Mon employeur peut-il me sanctionner pour une pratique interdite mais non formalisée ?

par Geoffrey LOPES avec AFP
Publié le 17 octobre 2023 à 15h52

Source : JT 13h Semaine

Dans son entreprise, le salarié doit respecter une interdiction si elle résulte du règlement intérieur ou d'une note de service.
Les simples notes internes, fiches ou mails groupés ne suffisent pas.

Les réseaux sociaux jouent de plus en plus de mauvais tours aux salariés. S’ils bénéficient dans l’entreprise et en dehors de celle-ci d’un droit à leur liberté d’expression, ils doivent néanmoins faire attention à ce qu’ils publient. Lorsque le secret professionnel et l’obligation de confidentialité rentrent en jeu, par exemple, ils peuvent se faire licencier. Des photos de fêtes publiées pendant un jour d’absence non justifiée les mettent également en difficulté aux yeux de la justice.
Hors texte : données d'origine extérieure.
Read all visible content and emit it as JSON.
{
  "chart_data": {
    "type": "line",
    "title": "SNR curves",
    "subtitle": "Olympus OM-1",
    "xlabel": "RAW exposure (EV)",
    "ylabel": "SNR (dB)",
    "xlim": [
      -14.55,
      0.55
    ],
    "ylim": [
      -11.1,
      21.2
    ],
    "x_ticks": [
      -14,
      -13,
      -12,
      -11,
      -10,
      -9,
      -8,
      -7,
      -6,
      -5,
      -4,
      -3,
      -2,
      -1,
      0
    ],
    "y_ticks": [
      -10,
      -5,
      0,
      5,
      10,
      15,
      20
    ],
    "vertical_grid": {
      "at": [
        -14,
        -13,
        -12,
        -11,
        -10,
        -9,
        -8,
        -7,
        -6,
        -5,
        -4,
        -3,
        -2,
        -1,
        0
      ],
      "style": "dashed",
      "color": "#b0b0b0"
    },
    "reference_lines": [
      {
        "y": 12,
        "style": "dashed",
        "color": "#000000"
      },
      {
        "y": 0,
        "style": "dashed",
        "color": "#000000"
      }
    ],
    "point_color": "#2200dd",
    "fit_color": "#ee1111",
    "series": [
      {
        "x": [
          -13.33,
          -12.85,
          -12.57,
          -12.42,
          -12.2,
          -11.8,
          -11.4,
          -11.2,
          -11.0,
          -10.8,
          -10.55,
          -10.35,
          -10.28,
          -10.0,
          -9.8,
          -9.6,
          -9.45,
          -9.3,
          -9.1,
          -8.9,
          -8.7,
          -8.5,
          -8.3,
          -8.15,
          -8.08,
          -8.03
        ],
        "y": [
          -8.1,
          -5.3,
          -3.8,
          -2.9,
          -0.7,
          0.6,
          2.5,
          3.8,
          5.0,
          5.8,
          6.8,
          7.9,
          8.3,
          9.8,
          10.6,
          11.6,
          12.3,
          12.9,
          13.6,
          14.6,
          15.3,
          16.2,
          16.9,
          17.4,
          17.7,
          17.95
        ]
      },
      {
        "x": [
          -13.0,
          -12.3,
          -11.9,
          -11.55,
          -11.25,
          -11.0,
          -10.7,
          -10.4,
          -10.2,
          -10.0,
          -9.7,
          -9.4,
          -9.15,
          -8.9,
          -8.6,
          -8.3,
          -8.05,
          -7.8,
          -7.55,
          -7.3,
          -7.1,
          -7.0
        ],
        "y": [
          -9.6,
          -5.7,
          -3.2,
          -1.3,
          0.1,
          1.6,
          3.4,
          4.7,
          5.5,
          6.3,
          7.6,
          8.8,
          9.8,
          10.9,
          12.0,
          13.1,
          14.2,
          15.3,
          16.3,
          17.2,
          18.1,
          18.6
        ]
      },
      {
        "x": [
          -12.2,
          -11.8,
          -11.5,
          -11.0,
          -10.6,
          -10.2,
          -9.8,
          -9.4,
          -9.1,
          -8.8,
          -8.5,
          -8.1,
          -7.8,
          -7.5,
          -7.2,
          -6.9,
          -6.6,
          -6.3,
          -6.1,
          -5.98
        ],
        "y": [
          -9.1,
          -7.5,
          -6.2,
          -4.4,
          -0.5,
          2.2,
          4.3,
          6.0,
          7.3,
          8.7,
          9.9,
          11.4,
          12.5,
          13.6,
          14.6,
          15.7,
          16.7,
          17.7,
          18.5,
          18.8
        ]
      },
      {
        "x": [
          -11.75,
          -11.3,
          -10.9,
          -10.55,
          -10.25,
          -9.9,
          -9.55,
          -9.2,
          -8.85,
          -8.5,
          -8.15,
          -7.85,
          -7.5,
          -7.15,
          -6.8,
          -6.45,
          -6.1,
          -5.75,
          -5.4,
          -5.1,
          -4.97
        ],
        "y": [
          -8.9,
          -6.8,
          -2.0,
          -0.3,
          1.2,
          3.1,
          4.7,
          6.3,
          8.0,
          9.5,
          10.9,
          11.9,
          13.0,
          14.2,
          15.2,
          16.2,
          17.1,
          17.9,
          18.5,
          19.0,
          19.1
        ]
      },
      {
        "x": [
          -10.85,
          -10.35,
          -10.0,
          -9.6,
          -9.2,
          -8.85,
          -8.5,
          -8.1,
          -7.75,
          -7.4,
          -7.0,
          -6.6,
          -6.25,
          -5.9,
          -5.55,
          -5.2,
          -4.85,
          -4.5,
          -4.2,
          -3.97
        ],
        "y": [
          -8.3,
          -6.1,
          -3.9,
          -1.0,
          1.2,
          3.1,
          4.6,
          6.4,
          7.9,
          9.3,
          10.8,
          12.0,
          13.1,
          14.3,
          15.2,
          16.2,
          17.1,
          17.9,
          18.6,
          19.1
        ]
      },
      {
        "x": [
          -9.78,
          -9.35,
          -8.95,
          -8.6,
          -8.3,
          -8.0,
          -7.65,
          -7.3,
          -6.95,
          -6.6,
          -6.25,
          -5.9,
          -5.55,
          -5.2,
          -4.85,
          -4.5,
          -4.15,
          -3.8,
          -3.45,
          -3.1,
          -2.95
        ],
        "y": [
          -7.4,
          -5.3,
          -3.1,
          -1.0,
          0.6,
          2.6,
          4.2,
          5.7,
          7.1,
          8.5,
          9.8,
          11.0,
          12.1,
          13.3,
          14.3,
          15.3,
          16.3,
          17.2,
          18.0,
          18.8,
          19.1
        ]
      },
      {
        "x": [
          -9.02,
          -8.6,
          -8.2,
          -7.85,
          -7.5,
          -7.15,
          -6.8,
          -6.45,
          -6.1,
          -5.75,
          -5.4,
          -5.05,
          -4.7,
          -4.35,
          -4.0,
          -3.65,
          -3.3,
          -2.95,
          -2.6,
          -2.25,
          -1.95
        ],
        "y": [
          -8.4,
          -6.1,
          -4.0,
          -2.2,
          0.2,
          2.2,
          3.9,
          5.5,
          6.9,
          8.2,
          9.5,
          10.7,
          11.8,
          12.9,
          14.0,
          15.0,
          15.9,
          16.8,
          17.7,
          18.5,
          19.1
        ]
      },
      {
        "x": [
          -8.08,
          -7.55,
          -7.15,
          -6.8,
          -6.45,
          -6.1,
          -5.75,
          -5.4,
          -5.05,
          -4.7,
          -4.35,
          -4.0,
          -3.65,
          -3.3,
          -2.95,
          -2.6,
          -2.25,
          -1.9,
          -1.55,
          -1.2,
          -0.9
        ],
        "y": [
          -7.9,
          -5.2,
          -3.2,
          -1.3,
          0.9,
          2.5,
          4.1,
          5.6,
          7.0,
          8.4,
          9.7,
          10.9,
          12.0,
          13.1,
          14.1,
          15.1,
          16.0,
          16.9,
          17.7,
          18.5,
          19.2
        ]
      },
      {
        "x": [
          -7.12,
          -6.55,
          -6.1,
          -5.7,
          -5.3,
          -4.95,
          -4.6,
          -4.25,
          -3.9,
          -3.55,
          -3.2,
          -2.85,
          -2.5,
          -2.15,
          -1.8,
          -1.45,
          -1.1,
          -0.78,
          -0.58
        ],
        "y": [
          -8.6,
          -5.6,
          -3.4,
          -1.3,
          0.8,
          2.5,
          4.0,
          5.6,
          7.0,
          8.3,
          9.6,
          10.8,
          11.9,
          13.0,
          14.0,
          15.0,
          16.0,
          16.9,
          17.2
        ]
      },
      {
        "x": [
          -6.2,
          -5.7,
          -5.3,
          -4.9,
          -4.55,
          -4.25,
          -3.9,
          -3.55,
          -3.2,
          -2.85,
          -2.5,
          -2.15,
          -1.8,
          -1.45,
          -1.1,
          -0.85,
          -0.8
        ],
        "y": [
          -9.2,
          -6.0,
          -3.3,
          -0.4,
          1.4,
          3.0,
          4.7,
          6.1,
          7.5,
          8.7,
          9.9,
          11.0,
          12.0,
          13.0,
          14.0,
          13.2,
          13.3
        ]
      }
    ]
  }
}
Or, pour en arriver à une sanction aussi grave, l’entreprise doit formaliser les interdits, considère la Cour de cassation à propos de l’affaire suivante.

Un employé se voit notifier un licenciement pour faute grave. Motif, il n’a pas respecté une interdiction. Il s’est exprimé sur des réseaux sociaux au sujet de questions d'actualité brûlantes, donnant son opinion de manière virulente, appelant à participer à des manifestations et employant des termes excessifs ou injurieux. L'entreprise lui reproche de ne pas avoir obéi à l'obligation de neutralité, notamment politique, édictée dans une note diffusée en interne.

Règle pas formellement publiée en interne

La Cour de cassation soutient le salarié. "Pour en arriver à une sanction, il faut que la règle violée ait été édictée et publiée selon la publicité particulière réservée au personnel (règlement intérieur ou notes de service). Son non-respect aurait alors été un manquement à une obligation découlant du contrat de travail. Il aurait seulement fallu vérifier que cette restriction de la liberté d'expression était bien justifiée par le travail à accomplir et proportionnée au but recherché", tranchent les juges. En revanche, l'interdiction reste "sans valeur si elle a été exprimée sans formalités particulières", conclut la Cour.